Ruiz has some idea, probably, that Alexander is thinking some things when he gives him that smile. He's not sure exactly what, mind. Rather than press for an answer though, he merely grunts. The stare is held for a beat longer, his dark eyes narrowing a fraction like he's trying to suss something out about the man. And then he turns, eventually, back to the ingredients arranged atop the counter. "Lasagna," he replies, mangling the word of course. "Eggplant lasagna. Where's your eggplant?" Which could be taken wrong, if he was talking to anyone but Alexander. Though given the smile that's threatening at the corners of his mouth, maybe he's teasing him a little. Shifting away slightly, he hunts for a knife. A proper paring knife, if the other man has one.
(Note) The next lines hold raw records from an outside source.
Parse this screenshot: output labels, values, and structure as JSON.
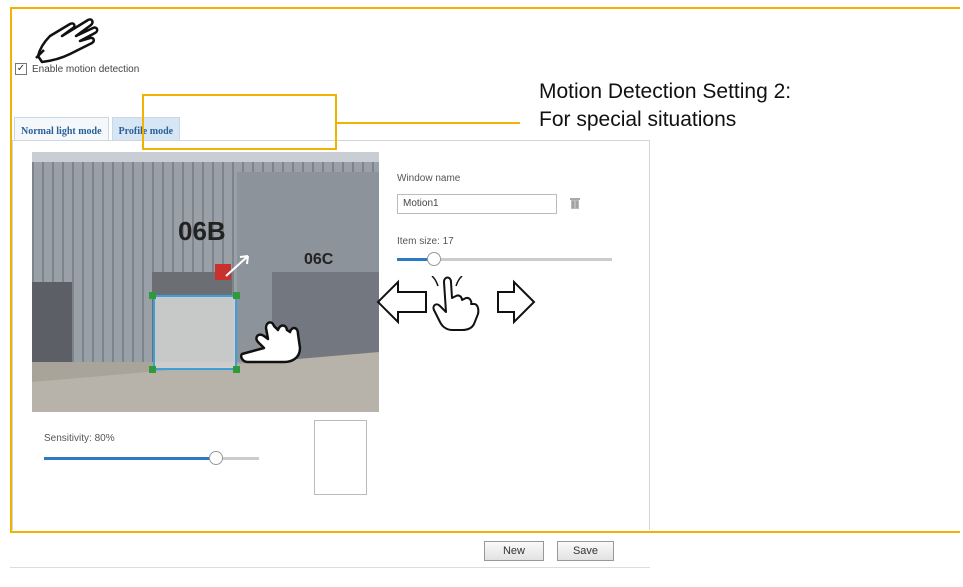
{
  "enable": {
    "label": "Enable motion detection",
    "checked": true
  },
  "tabs": [
    {
      "label": "Normal light mode",
      "active": false
    },
    {
      "label": "Profile mode",
      "active": true
    }
  ],
  "callout": {
    "line1": "Motion Detection Setting 2:",
    "line2": "For special situations"
  },
  "snapshot": {
    "sign_main": "06B",
    "sign_side": "06C"
  },
  "window_name": {
    "label": "Window name",
    "value": "Motion1"
  },
  "item_size": {
    "label": "Item size: 17",
    "level": 0.17
  },
  "sensitivity": {
    "label": "Sensitivity: 80%",
    "level": 0.8
  },
  "buttons": {
    "new": "New",
    "save": "Save"
  },
  "colors": {
    "highlight": "#f2b200",
    "slider_fill": "#2c7ac3",
    "tab_text": "#2a5f9a",
    "window_border": "#3fa0d8",
    "window_handle": "#2e9a3a"
  }
}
Alexander stays frozen under the stare, as quiet as a rabbit under the look of a wolf. He actually has a full butcher's block of knives, tucked in by the fridge. They're all decent quality, although not terribly expensive, and they're all kept very sharp. When Ruiz shifts away to go looking, Alexander slides in tentatively, like it's not his kitchen, and opens the fridge. He retrieves a canvas bag of vegetables and pulls out two large, purple eggplants. These are set on the counter, and the rest are returned to the fridge. "There are more in that drawer," he murmurs, pointing to the right one. "Knives. If you can't find the right one in the block." And there are, of various shapes, sizes, and styles.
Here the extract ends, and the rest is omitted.